Anche il lavoro risulta, in questo contesto, un ambito non scevro da provocazioni e urgenze, alimentate dalla crisi economica che il Coronavirus sembra provocare, crisi che – secondo le parole di Kristalina Gheorgieva, direttrice del Fondo Monetario Internazionale – potrà risultare addirittura peggiore di quella del 2008.

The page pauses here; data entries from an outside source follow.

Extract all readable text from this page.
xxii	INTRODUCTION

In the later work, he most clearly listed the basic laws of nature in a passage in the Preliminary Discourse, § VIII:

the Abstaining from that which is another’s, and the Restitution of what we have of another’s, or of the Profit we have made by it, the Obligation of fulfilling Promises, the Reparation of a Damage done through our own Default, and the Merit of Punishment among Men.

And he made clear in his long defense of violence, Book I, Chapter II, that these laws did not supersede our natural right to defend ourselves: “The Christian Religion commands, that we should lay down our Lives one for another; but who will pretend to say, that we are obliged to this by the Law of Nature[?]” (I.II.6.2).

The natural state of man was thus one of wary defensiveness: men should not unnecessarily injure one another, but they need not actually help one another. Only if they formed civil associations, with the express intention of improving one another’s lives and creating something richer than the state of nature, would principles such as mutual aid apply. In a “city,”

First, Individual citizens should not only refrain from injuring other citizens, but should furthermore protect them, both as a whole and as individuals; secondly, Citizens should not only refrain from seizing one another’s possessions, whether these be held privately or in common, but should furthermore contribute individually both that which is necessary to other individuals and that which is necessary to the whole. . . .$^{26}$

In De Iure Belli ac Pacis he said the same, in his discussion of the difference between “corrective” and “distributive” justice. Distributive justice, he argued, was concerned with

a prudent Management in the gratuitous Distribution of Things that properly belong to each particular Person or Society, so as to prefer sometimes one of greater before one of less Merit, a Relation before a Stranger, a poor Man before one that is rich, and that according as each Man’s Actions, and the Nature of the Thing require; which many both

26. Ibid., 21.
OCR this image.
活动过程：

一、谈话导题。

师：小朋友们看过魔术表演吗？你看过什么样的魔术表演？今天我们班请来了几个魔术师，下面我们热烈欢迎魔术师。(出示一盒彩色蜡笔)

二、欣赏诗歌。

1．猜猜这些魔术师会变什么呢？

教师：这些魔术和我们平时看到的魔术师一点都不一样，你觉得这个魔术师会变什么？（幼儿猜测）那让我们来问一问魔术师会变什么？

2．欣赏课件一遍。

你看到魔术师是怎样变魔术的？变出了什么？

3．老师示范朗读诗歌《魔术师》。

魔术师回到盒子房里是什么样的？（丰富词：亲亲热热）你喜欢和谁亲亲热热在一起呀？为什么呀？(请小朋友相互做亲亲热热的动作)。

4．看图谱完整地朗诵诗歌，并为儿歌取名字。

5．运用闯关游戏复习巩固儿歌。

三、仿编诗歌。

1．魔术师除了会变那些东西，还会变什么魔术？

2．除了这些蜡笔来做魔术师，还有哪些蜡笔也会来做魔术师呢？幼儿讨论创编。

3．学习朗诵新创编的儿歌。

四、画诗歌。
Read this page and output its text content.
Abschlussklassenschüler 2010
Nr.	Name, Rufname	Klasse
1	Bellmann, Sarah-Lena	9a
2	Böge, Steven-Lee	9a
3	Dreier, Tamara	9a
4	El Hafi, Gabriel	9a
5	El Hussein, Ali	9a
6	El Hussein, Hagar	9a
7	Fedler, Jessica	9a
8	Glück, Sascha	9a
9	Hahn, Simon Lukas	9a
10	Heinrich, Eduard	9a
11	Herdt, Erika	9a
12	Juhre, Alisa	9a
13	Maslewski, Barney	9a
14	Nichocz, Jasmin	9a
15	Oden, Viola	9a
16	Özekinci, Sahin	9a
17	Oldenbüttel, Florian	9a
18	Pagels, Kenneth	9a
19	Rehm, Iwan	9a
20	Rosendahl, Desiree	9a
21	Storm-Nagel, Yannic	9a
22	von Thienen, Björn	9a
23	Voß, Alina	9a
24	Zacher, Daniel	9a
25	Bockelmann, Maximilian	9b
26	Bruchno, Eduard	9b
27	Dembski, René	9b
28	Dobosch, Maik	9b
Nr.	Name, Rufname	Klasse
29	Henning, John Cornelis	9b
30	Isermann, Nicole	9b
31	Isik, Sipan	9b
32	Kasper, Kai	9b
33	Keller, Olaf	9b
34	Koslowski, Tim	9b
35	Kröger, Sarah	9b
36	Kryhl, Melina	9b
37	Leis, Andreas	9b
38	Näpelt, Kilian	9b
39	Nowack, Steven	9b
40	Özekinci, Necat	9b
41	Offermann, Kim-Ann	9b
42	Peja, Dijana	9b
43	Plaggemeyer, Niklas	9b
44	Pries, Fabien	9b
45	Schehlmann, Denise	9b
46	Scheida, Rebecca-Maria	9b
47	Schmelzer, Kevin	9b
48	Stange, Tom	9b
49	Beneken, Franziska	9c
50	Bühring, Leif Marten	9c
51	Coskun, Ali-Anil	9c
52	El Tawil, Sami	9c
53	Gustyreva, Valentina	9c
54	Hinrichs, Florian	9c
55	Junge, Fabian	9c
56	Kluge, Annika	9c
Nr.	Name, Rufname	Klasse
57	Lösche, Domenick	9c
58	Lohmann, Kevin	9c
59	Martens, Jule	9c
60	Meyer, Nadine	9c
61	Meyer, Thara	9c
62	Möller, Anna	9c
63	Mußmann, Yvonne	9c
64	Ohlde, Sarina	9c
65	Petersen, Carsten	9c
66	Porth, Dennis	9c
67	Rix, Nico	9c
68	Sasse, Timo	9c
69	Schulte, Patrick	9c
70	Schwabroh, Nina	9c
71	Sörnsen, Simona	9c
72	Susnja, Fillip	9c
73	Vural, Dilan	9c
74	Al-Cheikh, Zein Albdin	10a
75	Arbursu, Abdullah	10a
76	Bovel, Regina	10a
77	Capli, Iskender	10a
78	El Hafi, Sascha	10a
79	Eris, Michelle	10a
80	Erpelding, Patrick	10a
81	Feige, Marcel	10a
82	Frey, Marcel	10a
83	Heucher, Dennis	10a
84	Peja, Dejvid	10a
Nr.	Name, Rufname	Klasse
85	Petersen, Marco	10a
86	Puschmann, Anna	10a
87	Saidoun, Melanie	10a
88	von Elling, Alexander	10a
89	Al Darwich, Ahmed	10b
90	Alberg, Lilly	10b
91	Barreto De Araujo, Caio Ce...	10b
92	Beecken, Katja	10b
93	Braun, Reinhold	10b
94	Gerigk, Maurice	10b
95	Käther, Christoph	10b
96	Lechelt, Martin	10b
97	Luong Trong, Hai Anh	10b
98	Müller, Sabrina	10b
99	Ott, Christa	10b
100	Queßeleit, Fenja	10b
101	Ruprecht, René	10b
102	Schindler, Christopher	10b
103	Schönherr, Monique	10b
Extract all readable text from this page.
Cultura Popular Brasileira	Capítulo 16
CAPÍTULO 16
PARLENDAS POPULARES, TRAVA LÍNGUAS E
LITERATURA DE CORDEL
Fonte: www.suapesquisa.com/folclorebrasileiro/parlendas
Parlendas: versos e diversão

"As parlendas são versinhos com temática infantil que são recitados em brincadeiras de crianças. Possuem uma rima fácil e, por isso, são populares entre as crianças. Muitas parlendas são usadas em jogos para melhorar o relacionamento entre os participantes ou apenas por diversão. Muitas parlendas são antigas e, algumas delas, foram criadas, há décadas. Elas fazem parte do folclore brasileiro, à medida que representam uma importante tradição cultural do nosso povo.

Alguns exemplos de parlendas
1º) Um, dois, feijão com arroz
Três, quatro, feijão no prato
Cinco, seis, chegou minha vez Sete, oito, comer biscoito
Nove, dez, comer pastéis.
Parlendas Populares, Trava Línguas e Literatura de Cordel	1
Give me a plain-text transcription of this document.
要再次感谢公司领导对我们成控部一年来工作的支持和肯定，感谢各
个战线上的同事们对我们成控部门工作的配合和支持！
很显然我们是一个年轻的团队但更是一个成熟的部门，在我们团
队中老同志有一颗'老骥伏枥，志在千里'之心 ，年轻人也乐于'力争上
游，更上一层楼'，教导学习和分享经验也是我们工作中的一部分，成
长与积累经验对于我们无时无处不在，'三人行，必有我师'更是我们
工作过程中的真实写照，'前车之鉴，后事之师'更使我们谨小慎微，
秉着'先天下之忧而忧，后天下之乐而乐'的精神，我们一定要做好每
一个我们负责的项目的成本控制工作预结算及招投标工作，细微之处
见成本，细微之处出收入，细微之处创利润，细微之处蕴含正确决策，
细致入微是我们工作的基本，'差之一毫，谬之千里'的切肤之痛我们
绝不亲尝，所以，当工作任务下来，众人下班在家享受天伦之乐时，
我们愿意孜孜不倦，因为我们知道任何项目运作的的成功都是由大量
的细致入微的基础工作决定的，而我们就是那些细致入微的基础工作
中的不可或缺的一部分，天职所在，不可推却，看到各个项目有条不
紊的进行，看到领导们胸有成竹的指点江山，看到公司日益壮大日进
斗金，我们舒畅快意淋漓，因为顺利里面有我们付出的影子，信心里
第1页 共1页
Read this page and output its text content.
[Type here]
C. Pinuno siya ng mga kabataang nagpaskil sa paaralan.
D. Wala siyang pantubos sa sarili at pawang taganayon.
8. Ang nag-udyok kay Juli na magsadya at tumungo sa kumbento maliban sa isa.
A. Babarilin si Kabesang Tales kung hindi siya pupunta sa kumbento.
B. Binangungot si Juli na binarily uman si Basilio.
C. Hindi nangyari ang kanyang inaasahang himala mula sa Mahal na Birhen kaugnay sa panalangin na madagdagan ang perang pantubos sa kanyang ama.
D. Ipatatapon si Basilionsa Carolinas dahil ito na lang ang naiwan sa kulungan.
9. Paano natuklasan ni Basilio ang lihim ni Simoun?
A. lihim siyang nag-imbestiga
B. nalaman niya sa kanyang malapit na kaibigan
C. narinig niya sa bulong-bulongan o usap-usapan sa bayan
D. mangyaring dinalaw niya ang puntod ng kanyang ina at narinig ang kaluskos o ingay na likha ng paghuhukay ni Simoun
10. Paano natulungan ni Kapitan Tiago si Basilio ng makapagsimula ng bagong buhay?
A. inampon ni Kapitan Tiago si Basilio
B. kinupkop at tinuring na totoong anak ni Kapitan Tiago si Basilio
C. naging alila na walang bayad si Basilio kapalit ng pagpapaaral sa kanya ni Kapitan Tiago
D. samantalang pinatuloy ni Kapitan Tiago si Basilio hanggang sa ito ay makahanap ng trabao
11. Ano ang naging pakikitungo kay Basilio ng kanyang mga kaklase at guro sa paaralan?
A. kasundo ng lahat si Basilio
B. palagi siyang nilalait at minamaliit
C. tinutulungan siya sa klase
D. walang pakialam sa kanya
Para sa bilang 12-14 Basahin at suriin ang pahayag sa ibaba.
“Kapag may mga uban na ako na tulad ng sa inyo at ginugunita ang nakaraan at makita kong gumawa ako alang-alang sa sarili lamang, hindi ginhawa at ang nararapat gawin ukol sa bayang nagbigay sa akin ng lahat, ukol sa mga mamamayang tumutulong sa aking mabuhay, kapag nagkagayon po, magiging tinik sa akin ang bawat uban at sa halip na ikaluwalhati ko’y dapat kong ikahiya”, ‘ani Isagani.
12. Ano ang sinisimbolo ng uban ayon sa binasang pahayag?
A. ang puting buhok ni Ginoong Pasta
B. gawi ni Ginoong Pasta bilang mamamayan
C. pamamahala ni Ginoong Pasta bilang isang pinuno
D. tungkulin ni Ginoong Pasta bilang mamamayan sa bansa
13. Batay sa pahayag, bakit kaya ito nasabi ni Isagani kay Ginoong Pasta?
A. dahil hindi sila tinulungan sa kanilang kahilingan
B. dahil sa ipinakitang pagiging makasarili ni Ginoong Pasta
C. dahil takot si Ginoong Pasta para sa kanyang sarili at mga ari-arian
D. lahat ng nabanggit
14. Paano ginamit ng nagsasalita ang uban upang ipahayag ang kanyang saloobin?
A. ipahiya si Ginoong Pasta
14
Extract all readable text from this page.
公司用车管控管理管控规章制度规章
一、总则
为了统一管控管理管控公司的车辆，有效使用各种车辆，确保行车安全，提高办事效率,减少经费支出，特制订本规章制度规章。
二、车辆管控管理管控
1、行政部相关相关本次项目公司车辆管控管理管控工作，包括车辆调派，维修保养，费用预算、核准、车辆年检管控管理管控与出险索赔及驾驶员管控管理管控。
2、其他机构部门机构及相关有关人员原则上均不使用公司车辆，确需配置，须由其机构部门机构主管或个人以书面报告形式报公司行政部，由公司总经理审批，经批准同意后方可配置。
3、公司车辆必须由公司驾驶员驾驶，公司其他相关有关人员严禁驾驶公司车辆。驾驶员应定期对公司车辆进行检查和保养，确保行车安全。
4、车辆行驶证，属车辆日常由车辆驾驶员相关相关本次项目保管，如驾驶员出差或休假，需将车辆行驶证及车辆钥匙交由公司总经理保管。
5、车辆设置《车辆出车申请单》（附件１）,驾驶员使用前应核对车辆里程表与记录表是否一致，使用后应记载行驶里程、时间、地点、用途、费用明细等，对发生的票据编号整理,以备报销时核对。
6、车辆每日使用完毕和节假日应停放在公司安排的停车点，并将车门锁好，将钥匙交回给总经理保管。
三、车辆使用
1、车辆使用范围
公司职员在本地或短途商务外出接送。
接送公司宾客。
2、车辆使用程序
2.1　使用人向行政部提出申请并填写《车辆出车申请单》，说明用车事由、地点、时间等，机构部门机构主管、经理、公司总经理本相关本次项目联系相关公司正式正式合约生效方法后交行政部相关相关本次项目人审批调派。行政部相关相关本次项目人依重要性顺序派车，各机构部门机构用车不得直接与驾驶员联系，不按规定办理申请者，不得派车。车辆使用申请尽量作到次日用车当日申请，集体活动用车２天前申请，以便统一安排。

Crisi. Tempo, appunto, della decisione, della scelta di chi vogliamo essere e di quale economia vogliamo costruire. Incapaci come siamo di scrollarci di dosso un sistema che fa del profitto e della ricchezza materiale l’unico parametro di misura, la storia continua a farsi “Parola di Dio” incarnata, chiedendoci una nuova conversione. Da almeno quarant’anni la Dottrina Sociale della Chiesa parla in modo chiaro del primato del lavoro sulla ricchezza e del primato dell’uomo sul lavoro (cfr. Laborem exercens, n. 13), per culminare in Laudato Si’ a ricordarci che la relazione è il bene più prezioso da coltivare e custodire perché “tutto è connesso” in questa nostra “casa comune”.
Solo richiamando questo contesto ha senso porsi la domanda: che ne sarà del nostro futuro? che ne sarà del lavoro, dell’economia, delle nostre famiglie, mentre ci apprestiamo ad avviare la “fase 2” di questa pandemia? Perché la risposta non può essere solo economica, fabbricata dall’economia che siamo abituati a conoscere. Le risposte non potranno che essere le medesime di sempre: sostegno alle imprese, politiche per l’occupazione, tutela dei lavoratori, dialogo tra le istituzioni, invocando un’Europa che però sempre più faticosamente sa dimostrarsi unita e solidale.
Occorre fare una scelta diversa, per restare davvero umani. Il Coronavirus ci sta parlando di uomini e donne che si prendono cura degli altri, di operatori sanitari (ma anche insegnanti!) che “salvano” l’Italia andando oltre il semplice dovere e meri conteggi economici. Ci parla di dialogo tra le generazioni, sperimentando che le scelte di ciascuno hanno influenza sul bene (o male) di tutti.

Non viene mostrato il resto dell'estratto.